Our goal is to understand the mechanisms controlling the distribution of genetic recombination during meiosis; a specialised cell division responsible for genome haploidisation during gametogenesis. We recently demonstrated that meiotic DNA breaks (DSBs) are predisposed to form concertedly, spaced periodically in a manner that suggests DNA breakage happens on the surface of a macromolecular structure, which we hypothesise is an assembly of the evolutionarily conserved pro-DSB complex, RMM. We now bring forward exciting chromosome-conformation and DSB-mapping data that support our contention. In general terms, we aim to test how localised changes in higher-order chromosome structure shape, and are shaped by, the process of recombination. First, we will characterise the topological conformations that arise around preferred sites of DSB formation.

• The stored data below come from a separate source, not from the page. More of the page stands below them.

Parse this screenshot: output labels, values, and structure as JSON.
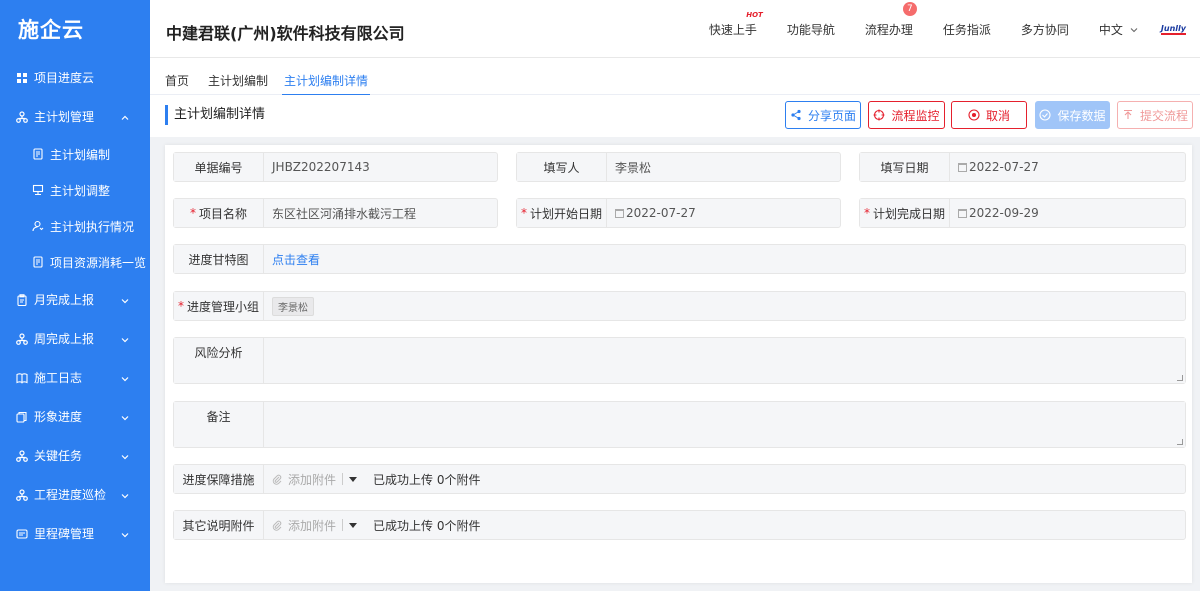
{
  "app": {
    "logo": "施企云",
    "company": "中建君联(广州)软件科技有限公司"
  },
  "sidebar": {
    "items": [
      {
        "label": "项目进度云",
        "icon": "grid-icon"
      },
      {
        "label": "主计划管理",
        "icon": "org-icon",
        "expanded": true,
        "children": [
          {
            "label": "主计划编制",
            "icon": "doc-icon"
          },
          {
            "label": "主计划调整",
            "icon": "adjust-icon"
          },
          {
            "label": "主计划执行情况",
            "icon": "person-icon"
          },
          {
            "label": "项目资源消耗一览",
            "icon": "doc-icon"
          }
        ]
      },
      {
        "label": "月完成上报",
        "icon": "clipboard-icon"
      },
      {
        "label": "周完成上报",
        "icon": "org-icon"
      },
      {
        "label": "施工日志",
        "icon": "book-icon"
      },
      {
        "label": "形象进度",
        "icon": "stack-icon"
      },
      {
        "label": "关键任务",
        "icon": "org-icon"
      },
      {
        "label": "工程进度巡检",
        "icon": "org-icon"
      },
      {
        "label": "里程碑管理",
        "icon": "milestone-icon"
      }
    ]
  },
  "header": {
    "menu": [
      "快速上手",
      "功能导航",
      "流程办理",
      "任务指派",
      "多方协同"
    ],
    "hot_label": "HOT",
    "process_badge": "7",
    "language": "中文",
    "brand": "Junlly"
  },
  "tabs": [
    {
      "label": "首页",
      "active": false
    },
    {
      "label": "主计划编制",
      "active": false
    },
    {
      "label": "主计划编制详情",
      "active": true
    }
  ],
  "page": {
    "title": "主计划编制详情",
    "buttons": {
      "share": "分享页面",
      "monitor": "流程监控",
      "cancel": "取消",
      "save": "保存数据",
      "submit": "提交流程"
    }
  },
  "form": {
    "doc_no": {
      "label": "单据编号",
      "value": "JHBZ202207143"
    },
    "author": {
      "label": "填写人",
      "value": "李景松"
    },
    "fill_date": {
      "label": "填写日期",
      "value": "2022-07-27"
    },
    "project": {
      "label": "项目名称",
      "value": "东区社区河涌排水截污工程"
    },
    "start_date": {
      "label": "计划开始日期",
      "value": "2022-07-27"
    },
    "end_date": {
      "label": "计划完成日期",
      "value": "2022-09-29"
    },
    "gantt": {
      "label": "进度甘特图",
      "value": "点击查看"
    },
    "team": {
      "label": "进度管理小组",
      "value": "李景松"
    },
    "risk": {
      "label": "风险分析",
      "value": ""
    },
    "remark": {
      "label": "备注",
      "value": ""
    },
    "measures": {
      "label": "进度保障措施",
      "add": "添加附件",
      "status": "已成功上传 0个附件"
    },
    "other": {
      "label": "其它说明附件",
      "add": "添加附件",
      "status": "已成功上传 0个附件"
    }
  },
  "colors": {
    "primary": "#2d7ff0",
    "danger": "#e5202d"
  }
}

Second, we will determine how changes in patterns of DSB formation and chromosome structure are linked in space and time, and what are the regulators. Third, we will explore how spatiotemporal control of DSB formation influences downstream patterns of genetic recombination. Finally, we will seek to integrate our findings into a generalised model of spatiotemporal regulation in meiosis that we will use to both describe, and use to derive and test predictions about, how meiotic chromosome morphogenesis and recombination behave and are regulated.